Thursday, June 21, 2007

Study Says Eldest Children Have Higher I.Q.s


The eldest children in families tend to develop slightly higher I.Q.s than their younger siblings, researchers are reporting, based on a large study that could effectively settle more than a half-century of scientific debate about the relationship between I.Q. and birth order.

The difference in I.Q. between siblings was a result of family dynamics, not biological factors like changes in gestation caused by repeated pregnancies, the study found....

The new findings, which is to appear in the journal Science on Friday, are based on detailed records from 241,310 Norwegians, including some 64,000 pairs of brothers, allowing the researchers to carefully compare scores within families, as well as between families. The study found that eldest children scored about three points higher on I.Q. tests than their closest sibling.

Three points on an I.Q. test, experts said, amount to a slight edge that could be meaningful for someone teetering between an A and a B, for instance, or even possibly between admission to an elite liberal-arts college and the state university, some experts said. They said the results are likely prompt more intensive study into the family dynamics behind such differences....

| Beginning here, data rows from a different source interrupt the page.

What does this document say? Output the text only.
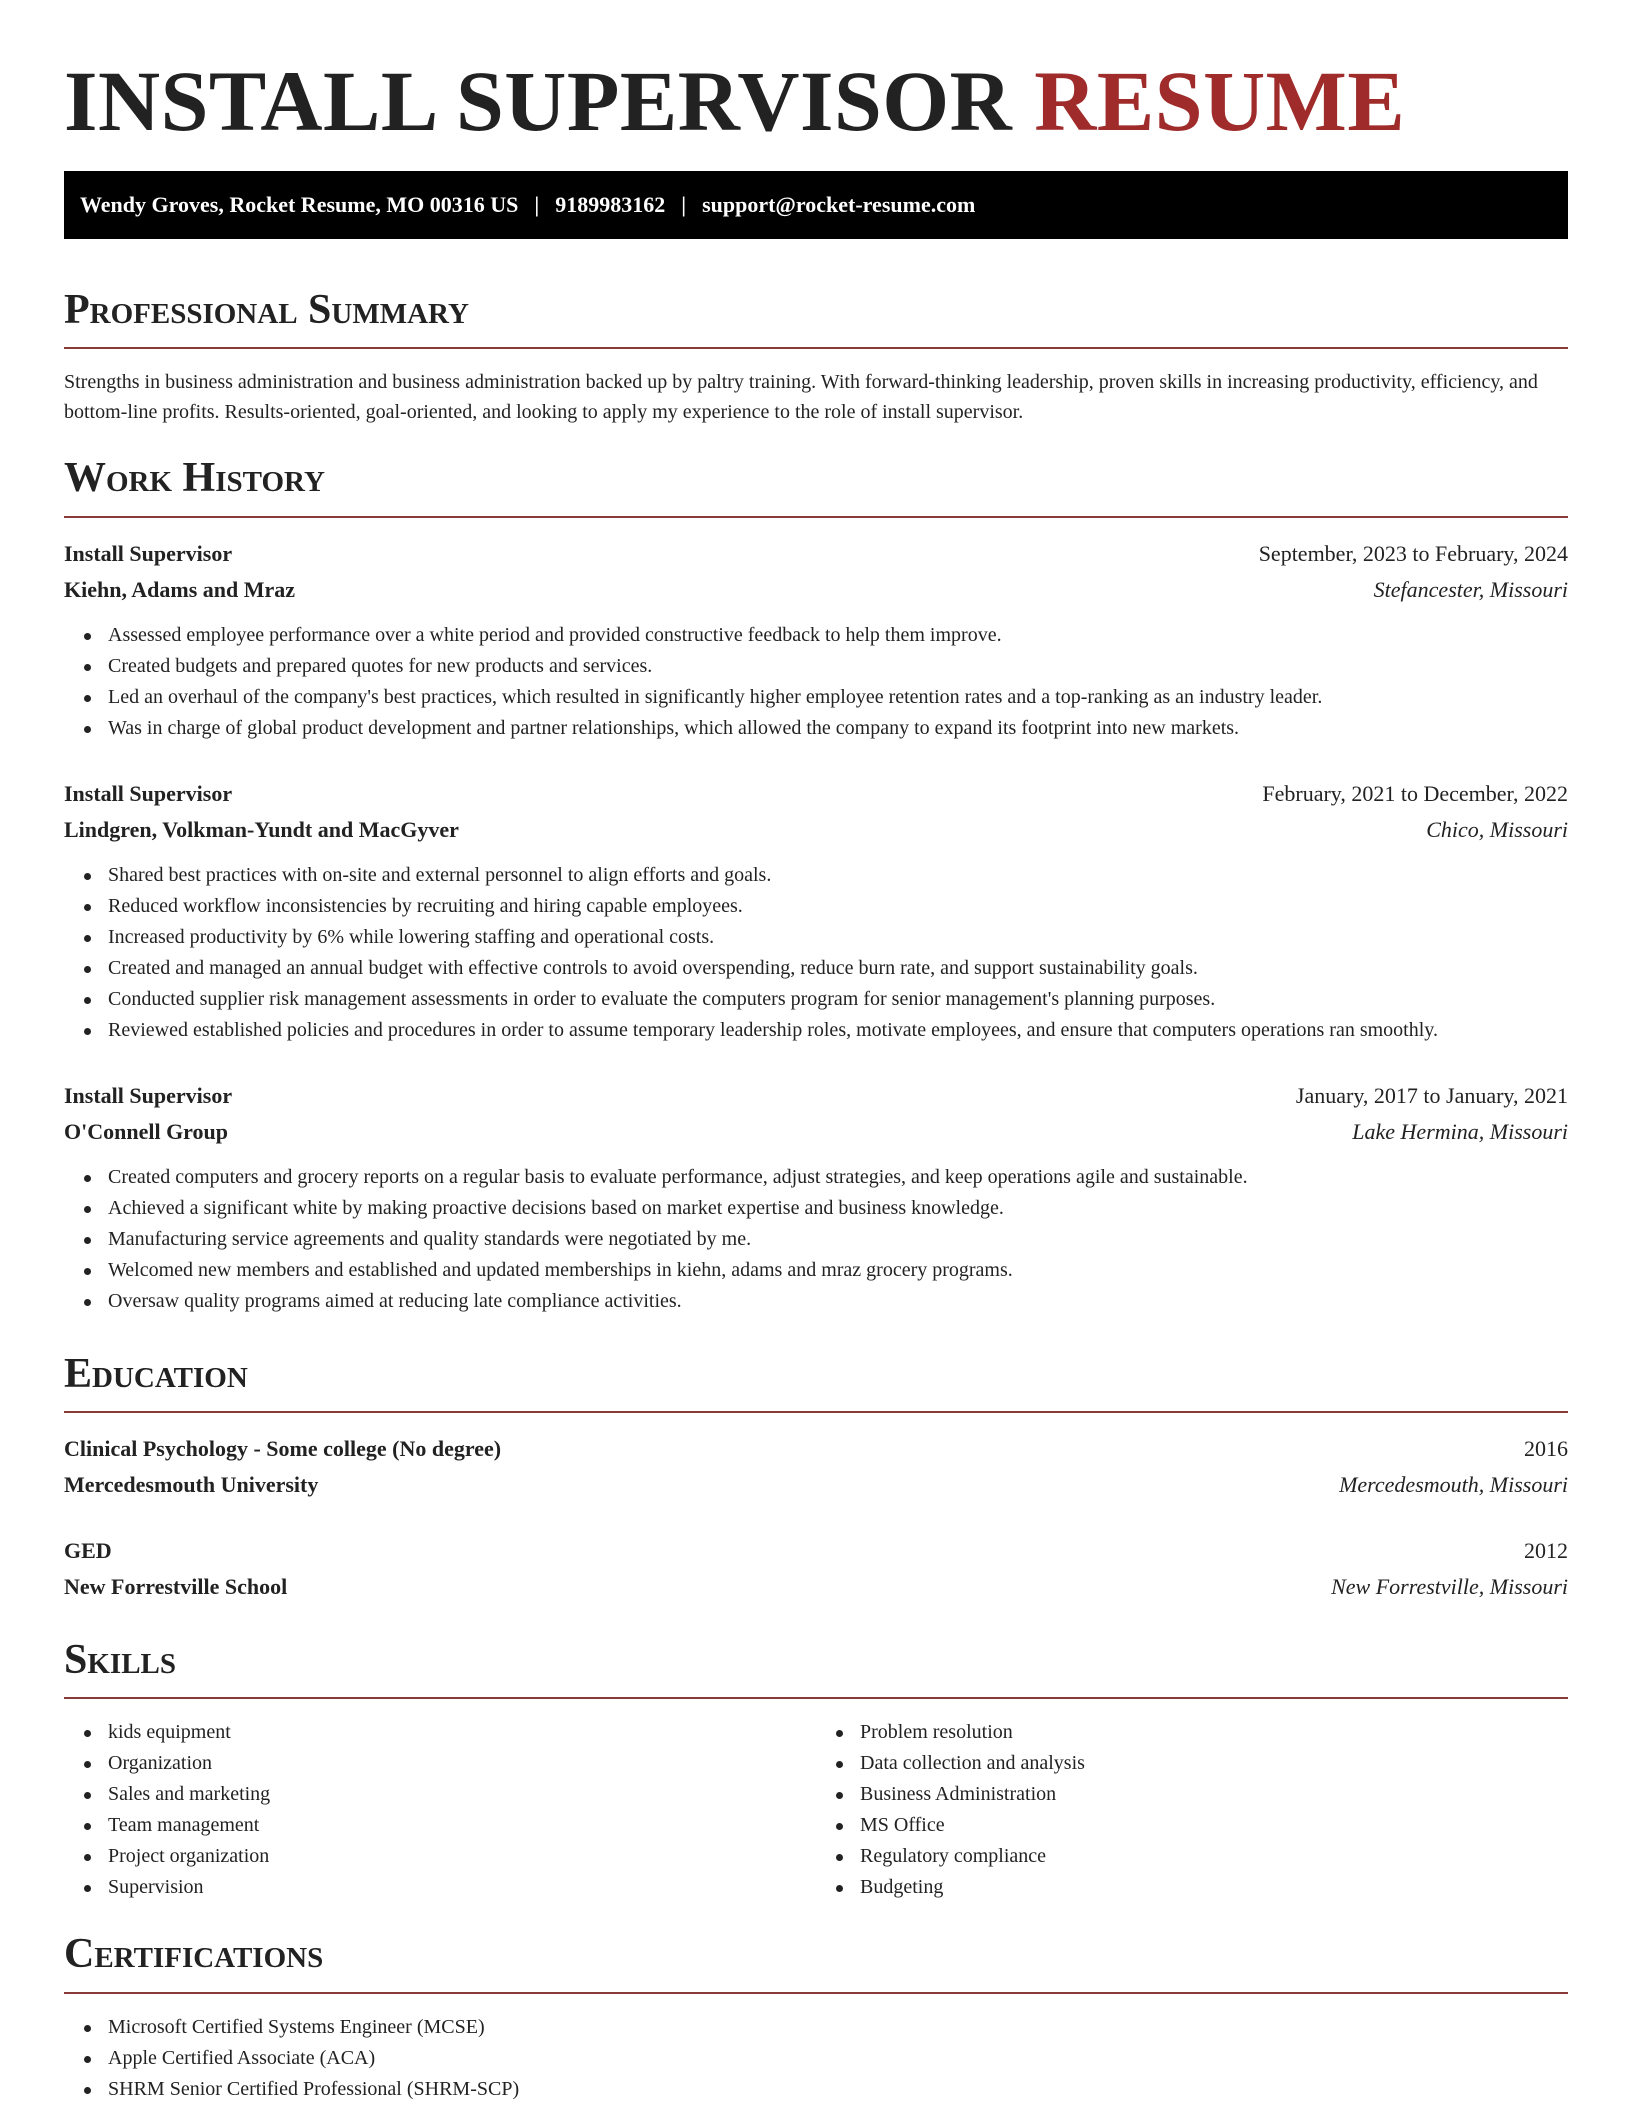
INSTALL SUPERVISOR RESUME
Wendy Groves, Rocket Resume, MO 00316 US | 9189983162 | support@rocket-resume.com
Professional Summary

Strengths in business administration and business administration backed up by paltry training. With forward-thinking leadership, proven skills in increasing productivity, efficiency, and bottom-line profits. Results-oriented, goal-oriented, and looking to apply my experience to the role of install supervisor.

Work History
Install Supervisor	September, 2023 to February, 2024
Kiehn, Adams and Mraz	Stefancester, Missouri
Assessed employee performance over a white period and provided constructive feedback to help them improve.
Created budgets and prepared quotes for new products and services.
Led an overhaul of the company's best practices, which resulted in significantly higher employee retention rates and a top-ranking as an industry leader.
Was in charge of global product development and partner relationships, which allowed the company to expand its footprint into new markets.
Install Supervisor	February, 2021 to December, 2022
Lindgren, Volkman-Yundt and MacGyver	Chico, Missouri
Shared best practices with on-site and external personnel to align efforts and goals.
Reduced workflow inconsistencies by recruiting and hiring capable employees.
Increased productivity by 6% while lowering staffing and operational costs.
Created and managed an annual budget with effective controls to avoid overspending, reduce burn rate, and support sustainability goals.
Conducted supplier risk management assessments in order to evaluate the computers program for senior management's planning purposes.
Reviewed established policies and procedures in order to assume temporary leadership roles, motivate employees, and ensure that computers operations ran smoothly.
Install Supervisor	January, 2017 to January, 2021
O'Connell Group	Lake Hermina, Missouri
Created computers and grocery reports on a regular basis to evaluate performance, adjust strategies, and keep operations agile and sustainable.
Achieved a significant white by making proactive decisions based on market expertise and business knowledge.
Manufacturing service agreements and quality standards were negotiated by me.
Welcomed new members and established and updated memberships in kiehn, adams and mraz grocery programs.
Oversaw quality programs aimed at reducing late compliance activities.
Education
Clinical Psychology - Some college (No degree)	2016
Mercedesmouth University	Mercedesmouth, Missouri
GED	2012
New Forrestville School	New Forrestville, Missouri
Skills
kids equipment
Organization
Sales and marketing
Team management
Project organization
Supervision
Problem resolution
Data collection and analysis
Business Administration
MS Office
Regulatory compliance
Budgeting
Certifications
Microsoft Certified Systems Engineer (MCSE)
Apple Certified Associate (ACA)
SHRM Senior Certified Professional (SHRM-SCP)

“I consider this study the most important publication to come out in this field in 70 years; it’s a dream come true,” said Frank J. Sulloway, a psychologist at the Institute of Personality and Social Research at the University of California in Berkeley.

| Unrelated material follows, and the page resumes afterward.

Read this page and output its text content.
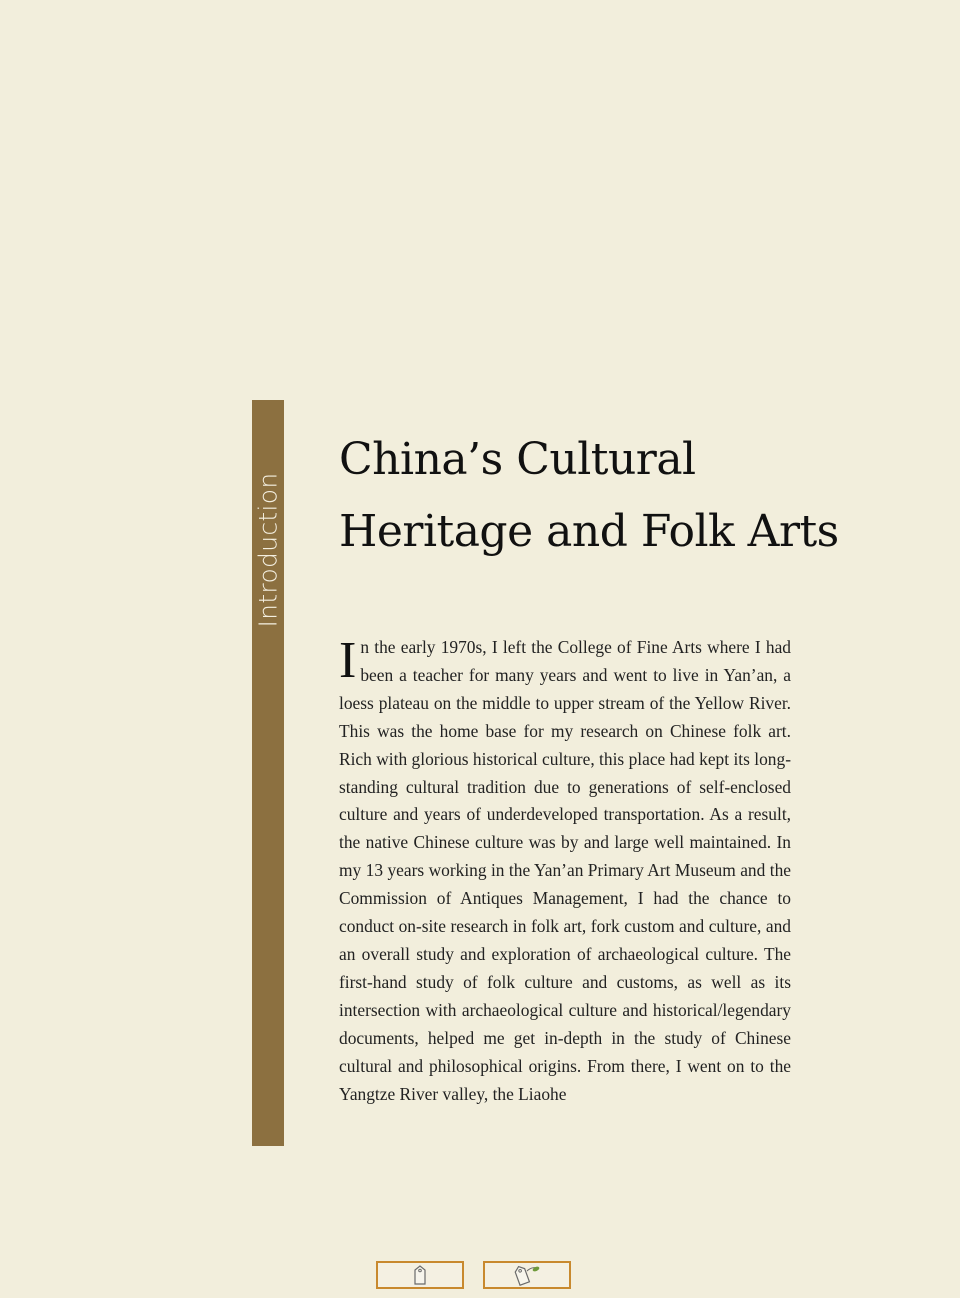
Introduction
China’s Cultural
Heritage and Folk Arts

In the early 1970s, I left the College of Fine Arts where I had been a teacher for many years and went to live in Yan’an, a loess plateau on the middle to upper stream of the Yellow River. This was the home base for my research on Chinese folk art. Rich with glorious historical culture, this place had kept its long-standing cultural tradition due to generations of self-enclosed culture and years of underdeveloped transportation. As a result, the native Chinese culture was by and large well maintained. In my 13 years working in the Yan’an Primary Art Museum and the Commission of Antiques Management, I had the chance to conduct on-site research in folk art, fork custom and culture, and an overall study and exploration of archaeological culture. The first-hand study of folk culture and customs, as well as its intersection with archaeological culture and historical/legendary documents, helped me get in-depth in the study of Chinese cultural and philosophical origins. From there, I went on to the Yangtze River valley, the Liaohe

Dr. Sulloway, who wrote an editorial accompanying the study, added, “There was some room for doubt about this effect before, but that room has now been eliminated.”...

Social scientists have proposed several theories to explain how birth order might affect I.Q. scores. First-borns have their parents’ undivided attention as infants, and even if that attention is later divided evenly with a sibling or more, it means that over time they will have more cumulative adult attention, in theory enriching their vocabulary and reasoning abilities.

But this argument does not explain a consistent finding in children under 12: among these youngsters, later-born siblings actually tend to outscore the eldest on I.Q. tests. Researchers theorize that this precociousness may reflect how new children alter the family’s overall intellectual resource pool. Adding a young child may, in a sense, dumb down the family’s overall intellectual environment, as far as an older sibling is concerned; yet the younger sibling benefits from the maturity of both the parents and the older brother or sister. This dynamic may quickly cancel and reverse the older child’s head start with mom and dad....

Another potential explanation concerns how individual siblings find a niche in the family. Some studies find that both the older and younger siblings tend to describe the first-born as more disciplined, responsible, a better student. Studies suggest — and parents know from experience — that to distinguish themselves, younger siblings often develop other skills, like social charm, a good curveball, mastery of the electric bass, acting skills.

Needless to say, I sent copies to my (younger) brother asnd sister. My sister, the "baby" of the family, responded that she is the most lovable. Quite so.